There seems to be much cheer on the decision to extend Covid-19 vaccination to the elderly and young people with ailments like diabetes and hypertension. An onerous task that will see the participation of private medical institutions. But the road ahead is fraught with risk, by way of price, privilege and serious adverse events (SAEs). Prices are a “known devil”, and the Government has stepped in to cap prices on Covid-related diagnostic tests, for instance. With vaccines, too, the Government will need to be watchful, as it walks the fine line between keeping it affordable for the elderly pensioner or a young person without a high-paying job and the viability for vaccine companies and hospitals.

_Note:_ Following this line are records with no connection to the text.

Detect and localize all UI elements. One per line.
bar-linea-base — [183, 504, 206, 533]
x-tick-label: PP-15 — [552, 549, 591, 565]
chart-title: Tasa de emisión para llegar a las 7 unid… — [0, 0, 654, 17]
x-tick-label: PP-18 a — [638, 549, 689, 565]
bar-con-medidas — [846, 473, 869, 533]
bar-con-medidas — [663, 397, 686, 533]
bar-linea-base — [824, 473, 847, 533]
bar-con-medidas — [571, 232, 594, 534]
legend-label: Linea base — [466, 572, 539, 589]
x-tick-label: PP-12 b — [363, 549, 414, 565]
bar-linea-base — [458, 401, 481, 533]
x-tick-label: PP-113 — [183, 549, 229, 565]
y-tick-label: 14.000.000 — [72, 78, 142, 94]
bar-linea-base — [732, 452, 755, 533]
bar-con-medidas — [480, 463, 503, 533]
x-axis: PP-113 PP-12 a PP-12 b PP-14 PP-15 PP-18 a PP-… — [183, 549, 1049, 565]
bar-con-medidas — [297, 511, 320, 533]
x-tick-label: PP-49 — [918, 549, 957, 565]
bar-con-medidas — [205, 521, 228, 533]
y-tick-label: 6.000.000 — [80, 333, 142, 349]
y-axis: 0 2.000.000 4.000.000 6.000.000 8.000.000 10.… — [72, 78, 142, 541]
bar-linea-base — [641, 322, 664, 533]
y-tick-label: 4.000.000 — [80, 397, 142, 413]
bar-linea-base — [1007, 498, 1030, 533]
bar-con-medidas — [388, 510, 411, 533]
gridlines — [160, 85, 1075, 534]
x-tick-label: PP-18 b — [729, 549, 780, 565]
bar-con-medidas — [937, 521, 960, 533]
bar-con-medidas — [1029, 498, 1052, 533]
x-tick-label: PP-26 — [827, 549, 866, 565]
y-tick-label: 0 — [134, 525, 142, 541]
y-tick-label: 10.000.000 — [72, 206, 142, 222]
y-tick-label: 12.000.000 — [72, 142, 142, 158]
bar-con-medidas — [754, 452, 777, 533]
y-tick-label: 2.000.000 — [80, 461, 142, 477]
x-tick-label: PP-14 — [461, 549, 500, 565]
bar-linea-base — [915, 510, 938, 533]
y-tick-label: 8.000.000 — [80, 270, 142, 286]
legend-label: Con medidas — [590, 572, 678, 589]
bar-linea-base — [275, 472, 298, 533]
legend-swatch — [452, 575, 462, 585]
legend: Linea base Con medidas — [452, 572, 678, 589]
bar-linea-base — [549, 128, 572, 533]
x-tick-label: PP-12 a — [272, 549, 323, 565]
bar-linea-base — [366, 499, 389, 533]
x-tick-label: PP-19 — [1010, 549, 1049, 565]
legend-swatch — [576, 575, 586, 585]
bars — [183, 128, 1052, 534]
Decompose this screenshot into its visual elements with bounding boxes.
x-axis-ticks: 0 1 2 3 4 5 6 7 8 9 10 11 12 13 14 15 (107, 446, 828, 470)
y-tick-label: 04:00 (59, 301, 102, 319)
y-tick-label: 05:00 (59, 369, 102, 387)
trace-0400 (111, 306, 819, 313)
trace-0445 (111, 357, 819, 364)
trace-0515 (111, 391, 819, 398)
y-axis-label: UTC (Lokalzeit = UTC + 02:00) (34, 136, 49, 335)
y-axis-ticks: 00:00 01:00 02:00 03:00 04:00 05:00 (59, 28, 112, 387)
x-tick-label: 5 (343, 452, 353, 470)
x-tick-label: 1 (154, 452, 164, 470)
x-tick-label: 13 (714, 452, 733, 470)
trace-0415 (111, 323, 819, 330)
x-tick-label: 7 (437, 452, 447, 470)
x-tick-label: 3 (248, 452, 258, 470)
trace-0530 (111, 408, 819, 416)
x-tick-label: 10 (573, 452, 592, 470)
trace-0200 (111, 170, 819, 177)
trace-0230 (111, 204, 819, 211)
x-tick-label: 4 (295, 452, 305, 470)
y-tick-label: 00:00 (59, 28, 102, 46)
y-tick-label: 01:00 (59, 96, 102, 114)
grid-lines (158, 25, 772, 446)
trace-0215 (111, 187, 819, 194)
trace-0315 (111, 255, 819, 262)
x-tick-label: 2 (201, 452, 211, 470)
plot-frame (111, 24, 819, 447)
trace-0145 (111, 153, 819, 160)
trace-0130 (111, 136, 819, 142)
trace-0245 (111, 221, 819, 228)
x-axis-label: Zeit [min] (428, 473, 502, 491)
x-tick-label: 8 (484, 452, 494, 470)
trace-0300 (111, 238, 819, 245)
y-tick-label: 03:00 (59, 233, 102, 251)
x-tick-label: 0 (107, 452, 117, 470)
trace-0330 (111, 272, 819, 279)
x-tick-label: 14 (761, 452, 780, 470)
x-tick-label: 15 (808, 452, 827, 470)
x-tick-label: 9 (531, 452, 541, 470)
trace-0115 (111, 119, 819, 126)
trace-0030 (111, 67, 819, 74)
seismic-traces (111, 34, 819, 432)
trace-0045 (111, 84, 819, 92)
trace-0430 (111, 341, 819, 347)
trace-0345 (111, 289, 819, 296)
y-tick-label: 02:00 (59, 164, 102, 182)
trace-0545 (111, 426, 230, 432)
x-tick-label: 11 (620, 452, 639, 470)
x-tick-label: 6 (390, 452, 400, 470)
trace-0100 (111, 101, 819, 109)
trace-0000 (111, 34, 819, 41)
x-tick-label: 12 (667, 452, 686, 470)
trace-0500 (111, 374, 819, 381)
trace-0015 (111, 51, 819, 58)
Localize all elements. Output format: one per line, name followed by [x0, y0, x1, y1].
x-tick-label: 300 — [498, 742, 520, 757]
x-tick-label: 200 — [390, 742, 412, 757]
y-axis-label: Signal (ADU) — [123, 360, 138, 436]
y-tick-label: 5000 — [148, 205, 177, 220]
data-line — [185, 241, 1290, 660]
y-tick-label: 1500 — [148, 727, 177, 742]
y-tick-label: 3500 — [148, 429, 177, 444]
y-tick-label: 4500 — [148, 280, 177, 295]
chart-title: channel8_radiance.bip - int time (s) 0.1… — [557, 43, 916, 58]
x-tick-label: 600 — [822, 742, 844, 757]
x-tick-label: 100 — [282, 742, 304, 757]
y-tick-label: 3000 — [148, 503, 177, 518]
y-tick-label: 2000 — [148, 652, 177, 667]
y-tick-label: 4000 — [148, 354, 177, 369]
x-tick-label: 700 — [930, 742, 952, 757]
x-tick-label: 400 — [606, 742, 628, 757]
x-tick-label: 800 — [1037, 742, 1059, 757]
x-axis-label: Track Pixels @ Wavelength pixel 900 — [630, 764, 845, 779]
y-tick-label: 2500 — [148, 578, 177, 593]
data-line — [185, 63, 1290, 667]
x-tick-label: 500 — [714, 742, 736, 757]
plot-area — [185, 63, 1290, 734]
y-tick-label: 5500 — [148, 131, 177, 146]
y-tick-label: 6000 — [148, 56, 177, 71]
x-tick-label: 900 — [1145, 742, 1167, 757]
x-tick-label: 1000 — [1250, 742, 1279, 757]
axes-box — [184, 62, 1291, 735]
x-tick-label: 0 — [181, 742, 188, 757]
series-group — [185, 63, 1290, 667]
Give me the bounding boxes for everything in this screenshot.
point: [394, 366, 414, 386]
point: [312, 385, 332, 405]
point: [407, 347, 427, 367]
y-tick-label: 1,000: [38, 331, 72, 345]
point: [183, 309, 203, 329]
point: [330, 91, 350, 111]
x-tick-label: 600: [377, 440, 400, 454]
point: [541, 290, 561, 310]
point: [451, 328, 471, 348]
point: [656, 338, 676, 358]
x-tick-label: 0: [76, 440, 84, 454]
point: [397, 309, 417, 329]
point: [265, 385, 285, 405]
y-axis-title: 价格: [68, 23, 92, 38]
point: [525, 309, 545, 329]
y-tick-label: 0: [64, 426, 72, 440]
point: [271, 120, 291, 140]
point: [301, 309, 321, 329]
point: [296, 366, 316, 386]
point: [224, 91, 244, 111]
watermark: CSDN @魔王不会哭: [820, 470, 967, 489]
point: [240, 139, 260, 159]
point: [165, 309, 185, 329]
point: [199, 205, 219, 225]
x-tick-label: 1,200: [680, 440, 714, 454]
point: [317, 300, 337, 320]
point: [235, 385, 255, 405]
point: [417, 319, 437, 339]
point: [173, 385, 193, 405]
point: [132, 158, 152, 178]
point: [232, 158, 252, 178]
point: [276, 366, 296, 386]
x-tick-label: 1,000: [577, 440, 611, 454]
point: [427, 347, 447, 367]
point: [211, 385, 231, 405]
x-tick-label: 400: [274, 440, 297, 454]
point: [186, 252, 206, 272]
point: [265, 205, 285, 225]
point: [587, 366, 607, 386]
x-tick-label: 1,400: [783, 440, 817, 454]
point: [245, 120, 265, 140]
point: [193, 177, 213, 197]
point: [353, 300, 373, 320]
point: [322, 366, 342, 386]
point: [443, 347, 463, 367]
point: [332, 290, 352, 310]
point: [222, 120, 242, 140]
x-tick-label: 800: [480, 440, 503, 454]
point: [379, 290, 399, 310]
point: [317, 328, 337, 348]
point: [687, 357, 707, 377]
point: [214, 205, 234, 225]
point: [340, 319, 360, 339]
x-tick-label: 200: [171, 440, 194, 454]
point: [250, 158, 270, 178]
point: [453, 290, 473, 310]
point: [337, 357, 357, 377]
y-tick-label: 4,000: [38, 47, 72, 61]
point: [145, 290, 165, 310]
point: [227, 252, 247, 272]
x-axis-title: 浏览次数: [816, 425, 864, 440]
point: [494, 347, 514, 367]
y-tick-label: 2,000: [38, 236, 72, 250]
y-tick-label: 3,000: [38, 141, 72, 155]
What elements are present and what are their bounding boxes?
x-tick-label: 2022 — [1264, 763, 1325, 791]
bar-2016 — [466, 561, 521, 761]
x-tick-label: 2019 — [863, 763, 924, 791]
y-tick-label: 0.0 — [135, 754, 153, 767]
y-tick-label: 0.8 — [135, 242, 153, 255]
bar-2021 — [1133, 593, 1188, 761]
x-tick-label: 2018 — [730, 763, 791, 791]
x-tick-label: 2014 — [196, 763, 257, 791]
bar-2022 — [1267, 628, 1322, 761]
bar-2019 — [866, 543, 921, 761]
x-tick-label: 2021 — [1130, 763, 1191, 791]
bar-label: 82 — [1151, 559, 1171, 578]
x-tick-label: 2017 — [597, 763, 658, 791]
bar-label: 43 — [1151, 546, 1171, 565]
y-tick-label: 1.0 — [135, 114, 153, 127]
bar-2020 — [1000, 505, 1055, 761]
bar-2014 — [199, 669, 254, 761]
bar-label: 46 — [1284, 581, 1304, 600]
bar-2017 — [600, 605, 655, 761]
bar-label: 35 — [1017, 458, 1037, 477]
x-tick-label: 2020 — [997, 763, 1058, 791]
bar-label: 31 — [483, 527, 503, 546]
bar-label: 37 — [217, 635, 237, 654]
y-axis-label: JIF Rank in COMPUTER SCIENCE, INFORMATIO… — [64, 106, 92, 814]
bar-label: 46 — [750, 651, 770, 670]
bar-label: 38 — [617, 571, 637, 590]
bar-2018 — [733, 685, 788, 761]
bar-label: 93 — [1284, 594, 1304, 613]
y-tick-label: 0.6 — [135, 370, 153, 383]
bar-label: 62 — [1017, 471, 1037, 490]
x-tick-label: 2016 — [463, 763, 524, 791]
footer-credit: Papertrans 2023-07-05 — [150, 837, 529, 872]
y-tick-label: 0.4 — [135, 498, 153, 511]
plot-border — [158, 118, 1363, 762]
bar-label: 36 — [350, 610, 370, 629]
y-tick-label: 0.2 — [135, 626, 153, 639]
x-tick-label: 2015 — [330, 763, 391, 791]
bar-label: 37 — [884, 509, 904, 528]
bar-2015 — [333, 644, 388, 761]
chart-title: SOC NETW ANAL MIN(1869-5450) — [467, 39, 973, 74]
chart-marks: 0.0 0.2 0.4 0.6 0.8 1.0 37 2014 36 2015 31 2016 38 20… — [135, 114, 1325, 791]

Vaccines will be free at government-run hospitals. But given the deluge of people they already handle, private enterprise will need to step-in to make the exercise affordable. Then comes privilege, an ugly face that shows up often. Just years ago, a parent who had lost his child to illness in the national capital, had commented, you always need to “know someone” to even get a hospital bed. Healthcare inequities are a global affliction. And the pandemic has exposed this, as rich countries stockpile a lion’s share of the available vaccines. So, in India, where the “VIP” culture is rampant, there is reason for concern that vaccines may not reach those who most need it. As vaccine deployment is stepped-up, the Government also needs to define and communicate to people on SAEs — what can be expected; the care that will be given in case there are side-effects; and the compensation that individuals will get in the event of an SAE.

Recently, the World Health Organisation showed the way by introducing a “no-fault” compensation programme for vaccines rolled out through their Covax-facility. Such interventions are required, as some vaccine-makers seek indemnity against possible complaints. And horrific narratives emerge from other countries on outrageous demands from vaccine-makers in the name of indemnity.